No arrests have been made. Officials have identified the two killed as 22 year-old Jovan Hill Jr., and 19 year-old Tariq Riley both of Northwest, D.C.
Police say they're looking for a man in his 20's who left the scene in a Silver Chevy Cobalt with tinted windows, no front tag, and a Maryland tag in the back.
Jeffrey Dunn, who's lived in the area for 43 years, said he remembers how bad crime was in the 80's. He said it had gotten far better until recently.
"People are afraid to sit on their porches," said Dunn. "People are afraid to come out to go to the grocery store."
ANC commissioner Karla Lewis said she's heard from neighbors who want more police patrolling the area and says she's been begging the city for that. When asked, she said she doesn't agree with those who want fewer police on the streets.
"I myself, I don't feel like we should defund the police," said Lewis. "We need the police. We need the protection of the police. But we also need the other services."
She cited mental and behavioral health services as well as more jobs.
FOX 5's Lindsay Watts was first to report that Chief Robert Contee is making a big change to the way officers patrol.

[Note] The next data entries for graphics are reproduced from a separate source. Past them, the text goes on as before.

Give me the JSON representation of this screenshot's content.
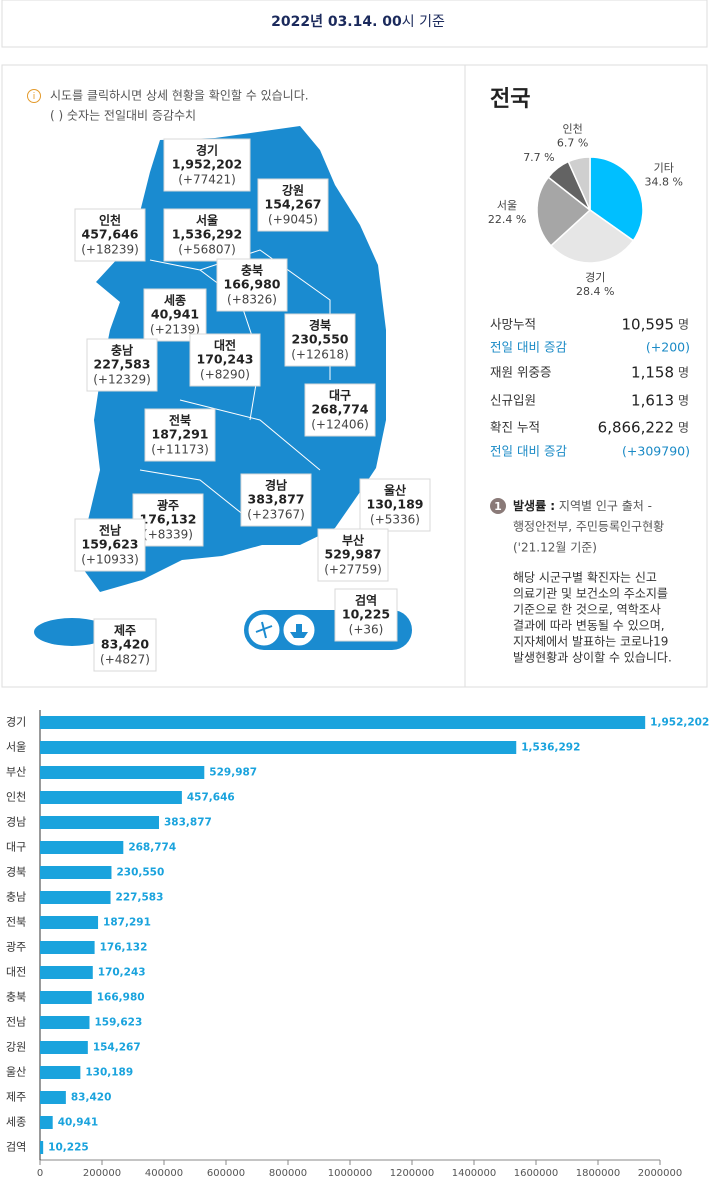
{
  "header": {
    "date": "2022년 03.14. 00",
    "suffix": "시 기준"
  },
  "notice": {
    "icon": "i",
    "lines": [
      "시도를 클릭하시면 상세 현황을 확인할 수 있습니다.",
      "( ) 숫자는 전일대비 증감수치"
    ]
  },
  "map": {
    "regions": [
      {
        "name": "경기",
        "total": "1,952,202",
        "change": "(+77421)"
      },
      {
        "name": "강원",
        "total": "154,267",
        "change": "(+9045)"
      },
      {
        "name": "인천",
        "total": "457,646",
        "change": "(+18239)"
      },
      {
        "name": "서울",
        "total": "1,536,292",
        "change": "(+56807)"
      },
      {
        "name": "충북",
        "total": "166,980",
        "change": "(+8326)"
      },
      {
        "name": "세종",
        "total": "40,941",
        "change": "(+2139)"
      },
      {
        "name": "충남",
        "total": "227,583",
        "change": "(+12329)"
      },
      {
        "name": "대전",
        "total": "170,243",
        "change": "(+8290)"
      },
      {
        "name": "경북",
        "total": "230,550",
        "change": "(+12618)"
      },
      {
        "name": "대구",
        "total": "268,774",
        "change": "(+12406)"
      },
      {
        "name": "전북",
        "total": "187,291",
        "change": "(+11173)"
      },
      {
        "name": "광주",
        "total": "176,132",
        "change": "(+8339)"
      },
      {
        "name": "경남",
        "total": "383,877",
        "change": "(+23767)"
      },
      {
        "name": "울산",
        "total": "130,189",
        "change": "(+5336)"
      },
      {
        "name": "전남",
        "total": "159,623",
        "change": "(+10933)"
      },
      {
        "name": "부산",
        "total": "529,987",
        "change": "(+27759)"
      },
      {
        "name": "검역",
        "total": "10,225",
        "change": "(+36)"
      },
      {
        "name": "제주",
        "total": "83,420",
        "change": "(+4827)"
      }
    ]
  },
  "summary": {
    "title": "전국",
    "rows": [
      {
        "label": "사망누적",
        "value": "10,595",
        "unit": "명"
      },
      {
        "label": "전일 대비 증감",
        "value": "(+200)",
        "color": "#1a8ac6"
      },
      {
        "label": "재원 위중증",
        "value": "1,158",
        "unit": "명"
      },
      {
        "label": "신규입원",
        "value": "1,613",
        "unit": "명"
      },
      {
        "label": "확진 누적",
        "value": "6,866,222",
        "unit": "명"
      },
      {
        "label": "전일 대비 증감",
        "value": "(+309790)",
        "color": "#1a8ac6"
      }
    ]
  },
  "note": {
    "number": "1",
    "term": "발생률 :",
    "lines": [
      " 지역별 인구 출처 -",
      "행정안전부, 주민등록인구현황",
      "('21.12월 기준)"
    ],
    "paragraph": [
      "해당 시군구별 확진자는 신고",
      "의료기관 및 보건소의 주소지를",
      "기준으로 한 것으로, 역학조사",
      "결과에 따라 변동될 수 있으며,",
      "지자체에서 발표하는 코로나19",
      "발생현황과 상이할 수 있습니다."
    ]
  },
  "chart_data": [
    {
      "type": "pie",
      "categories": [
        "기타",
        "경기",
        "서울",
        null,
        "인천"
      ],
      "values": [
        34.8,
        28.4,
        22.4,
        7.7,
        6.7
      ],
      "value_labels": [
        "34.8 %",
        "28.4 %",
        "22.4 %",
        "7.7 %",
        "6.7 %"
      ],
      "colors": [
        "#00bfff",
        "#e6e6e6",
        "#a6a6a6",
        "#636363",
        "#cfcfcf"
      ]
    },
    {
      "type": "bar",
      "orientation": "horizontal",
      "color": "#1aa3dd",
      "categories": [
        "경기",
        "서울",
        "부산",
        "인천",
        "경남",
        "대구",
        "경북",
        "충남",
        "전북",
        "광주",
        "대전",
        "충북",
        "전남",
        "강원",
        "울산",
        "제주",
        "세종",
        "검역"
      ],
      "values": [
        1952202,
        1536292,
        529987,
        457646,
        383877,
        268774,
        230550,
        227583,
        187291,
        176132,
        170243,
        166980,
        159623,
        154267,
        130189,
        83420,
        40941,
        10225
      ],
      "value_labels": [
        "1,952,202",
        "1,536,292",
        "529,987",
        "457,646",
        "383,877",
        "268,774",
        "230,550",
        "227,583",
        "187,291",
        "176,132",
        "170,243",
        "166,980",
        "159,623",
        "154,267",
        "130,189",
        "83,420",
        "40,941",
        "10,225"
      ],
      "xlim": [
        0,
        2000000
      ],
      "xticks": [
        0,
        200000,
        400000,
        600000,
        800000,
        1000000,
        1200000,
        1400000,
        1600000,
        1800000,
        2000000
      ]
    }
  ]
}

Instead of fixed posts, where officers are assigned to one specific place, they'll be on the move throughout the shift in what Contee described as "intelligence led" patrolling.
"Following data to target to where crime occurs and those that are most likely to be involved in violent crime," Contee said.
In an internal video, Contee said change is needed because the force is shrinking with 200 fewer officers than last year, and 100 more expected to be gone by 2022.
Dunn said he does see police in the neighborhood checking on people. He said he does what he can himself, planning neighborhood block parties and working with violence interrupters, but it's not enough until more people join.
"Let's get this act together. Let's clean this up. Get these guns out of these kids hands," said Dunn.